Managing Brokers: Planning Your Succession Plan
Whether you’ve been in the business for 5, 15 or 50 years, every managing broker needs a succession plan. A clear plan that identifies a qualified licensee who can manage your brokerage when it’s time for you to step away from the business, or in case of a sudden emergency, makes good business sense. A written succession plan outlining how and when a new leader can take charge will reduce the chances of interruption in the brokerage’s licensing, and ensure that your clients’ best interests are protected.
By developing a succession plan so that there is a qualified managing broker or associate broker ready to step in when needed, you won’t have to worry about whether the licensees in your brokerage will be able to continue working should you need to leave unexpectedly or through a planned retirement.
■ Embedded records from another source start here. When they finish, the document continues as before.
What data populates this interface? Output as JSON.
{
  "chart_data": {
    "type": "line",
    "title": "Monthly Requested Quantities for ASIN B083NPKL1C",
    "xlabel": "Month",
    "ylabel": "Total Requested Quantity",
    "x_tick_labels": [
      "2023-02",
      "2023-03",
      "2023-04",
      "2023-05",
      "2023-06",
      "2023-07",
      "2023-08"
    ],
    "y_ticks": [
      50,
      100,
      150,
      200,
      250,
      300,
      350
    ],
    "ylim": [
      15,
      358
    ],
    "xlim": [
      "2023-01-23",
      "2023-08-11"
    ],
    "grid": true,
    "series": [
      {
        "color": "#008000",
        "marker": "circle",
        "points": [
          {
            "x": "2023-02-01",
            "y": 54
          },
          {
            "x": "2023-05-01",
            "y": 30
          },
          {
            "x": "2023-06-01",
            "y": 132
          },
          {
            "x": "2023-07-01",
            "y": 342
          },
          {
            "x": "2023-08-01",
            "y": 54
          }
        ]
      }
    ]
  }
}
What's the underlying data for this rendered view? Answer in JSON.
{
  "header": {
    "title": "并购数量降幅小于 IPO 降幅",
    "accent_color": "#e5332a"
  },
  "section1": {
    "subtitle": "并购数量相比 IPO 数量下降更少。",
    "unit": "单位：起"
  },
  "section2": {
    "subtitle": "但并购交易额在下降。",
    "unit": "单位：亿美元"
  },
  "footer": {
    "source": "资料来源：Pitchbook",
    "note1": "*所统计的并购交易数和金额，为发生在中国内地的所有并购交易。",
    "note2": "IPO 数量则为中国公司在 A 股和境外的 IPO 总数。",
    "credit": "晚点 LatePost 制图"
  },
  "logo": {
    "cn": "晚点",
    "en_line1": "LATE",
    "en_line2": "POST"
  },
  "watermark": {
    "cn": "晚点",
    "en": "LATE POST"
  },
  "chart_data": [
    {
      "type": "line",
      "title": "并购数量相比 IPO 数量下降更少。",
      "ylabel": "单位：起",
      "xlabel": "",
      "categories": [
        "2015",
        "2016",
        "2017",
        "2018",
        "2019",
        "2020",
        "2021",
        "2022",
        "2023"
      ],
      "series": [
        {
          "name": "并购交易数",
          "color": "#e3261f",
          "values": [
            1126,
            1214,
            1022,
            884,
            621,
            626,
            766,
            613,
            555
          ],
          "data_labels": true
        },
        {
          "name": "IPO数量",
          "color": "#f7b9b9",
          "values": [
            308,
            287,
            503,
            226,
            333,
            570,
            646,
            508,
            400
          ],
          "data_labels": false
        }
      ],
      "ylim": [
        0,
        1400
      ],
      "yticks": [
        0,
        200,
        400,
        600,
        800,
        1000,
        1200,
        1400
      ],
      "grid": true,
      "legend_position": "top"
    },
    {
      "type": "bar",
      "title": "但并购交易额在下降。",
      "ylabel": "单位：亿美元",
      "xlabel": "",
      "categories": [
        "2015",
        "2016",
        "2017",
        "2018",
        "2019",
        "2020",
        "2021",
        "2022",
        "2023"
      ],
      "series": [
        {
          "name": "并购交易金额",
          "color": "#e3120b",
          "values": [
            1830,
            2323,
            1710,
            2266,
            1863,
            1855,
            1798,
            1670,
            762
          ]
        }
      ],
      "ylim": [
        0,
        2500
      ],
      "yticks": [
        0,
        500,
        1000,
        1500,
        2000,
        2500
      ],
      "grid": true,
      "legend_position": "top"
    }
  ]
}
You’ll have assurance that the business of the brokerage can carry on without interruption, overseen by a capable managing broker (or brokers) familiar with the brokerage’s practices and procedures, and licensed in all the necessary categories.
A succession plan is also an important part of protecting the public. The role of the managing broker is crucial to ensuring that the brokerage carries out it duties under the Real Estate Services Act (RESA). A managing broker is expected to be in active charge of the brokerage, to ensure that the business of the brokerage is carried out competently and that licensees and employees at the brokerage are adequately supervised. That includes ensuring that trust accounts and records are properly maintained, and that there is appropriate management and control of documents.
Succession planning is becoming increasingly important for many brokerages across BC. According to the Council’s licensing records, managing brokers over the age of 50 are currently managing 79% of all the province’s licensees. In fact, 46% of licensees are supervised by managing brokers over the age of 60.
When building your succession plan, here are a few points to keep in mind:
- A managing broker is essential. Under section 6 of the RESA, a brokerage must have a managing broker, and can only provide the categories of real estate services for which the managing broker is licensed. That means a managing broker licensed to provide trading services and rental property management services cannot manage a strata brokerage.
- Are there internal candidates? As you train and mentor the licensees at your brokerage, you can assess their potential to fill the role of managing broker. Develop a list of key qualifications that a new managing broker at your brokerage would need. Encourage promising licensees to pursue the qualifications to become an associate or managing broker.
- Do they know the brokerage history? A new managing broker should review the brokerage’s books and records for previous years, to ensure that the brokerage has been in compliance with all the requirements of the RESA, Rules and the Council’s guidelines for record-keeping.
- Document short-term delegation. As a managing broker, you may periodically delegate responsibilities to another experienced licensee, preferably an associate broker — for example, as vacation coverage. When delegating tasks, make sure the agreed-upon responsibilities are clearly outlined in a written document, specifying the individual who has accepted the responsibilities, and the start and end date of the delegation. Let licensees at the brokerage know who has taken on your duties in your absence, and inform the Council as far in advance as possible of your planned absence. And remember — even when tasks are delegated, the control and conduct of the brokerage’s business remains the ultimate responsibility of the managing broker. For more information, see Delegation in the Brokerage Standards Manual.
- When you step down, will there be other changes? As well as a managing broker, are you also a partner, director or officer of the brokerage? Section 2-22 of the Rules requires brokerages to promptly notify the Council in writing of brokerage business changes, such as changes in partners, directors or officers.
- Do you own the business? If you are the sole director of the brokerage, as well as the managing broker, there are additional considerations you should keep in mind when planning for the future. Have you made arrangements to enable the business to continue should you become ill, incapacitated or deceased?
- Keep the plan current. Review your succession plan periodically, to ensure that the strategy you’ve outlined is still appropriate.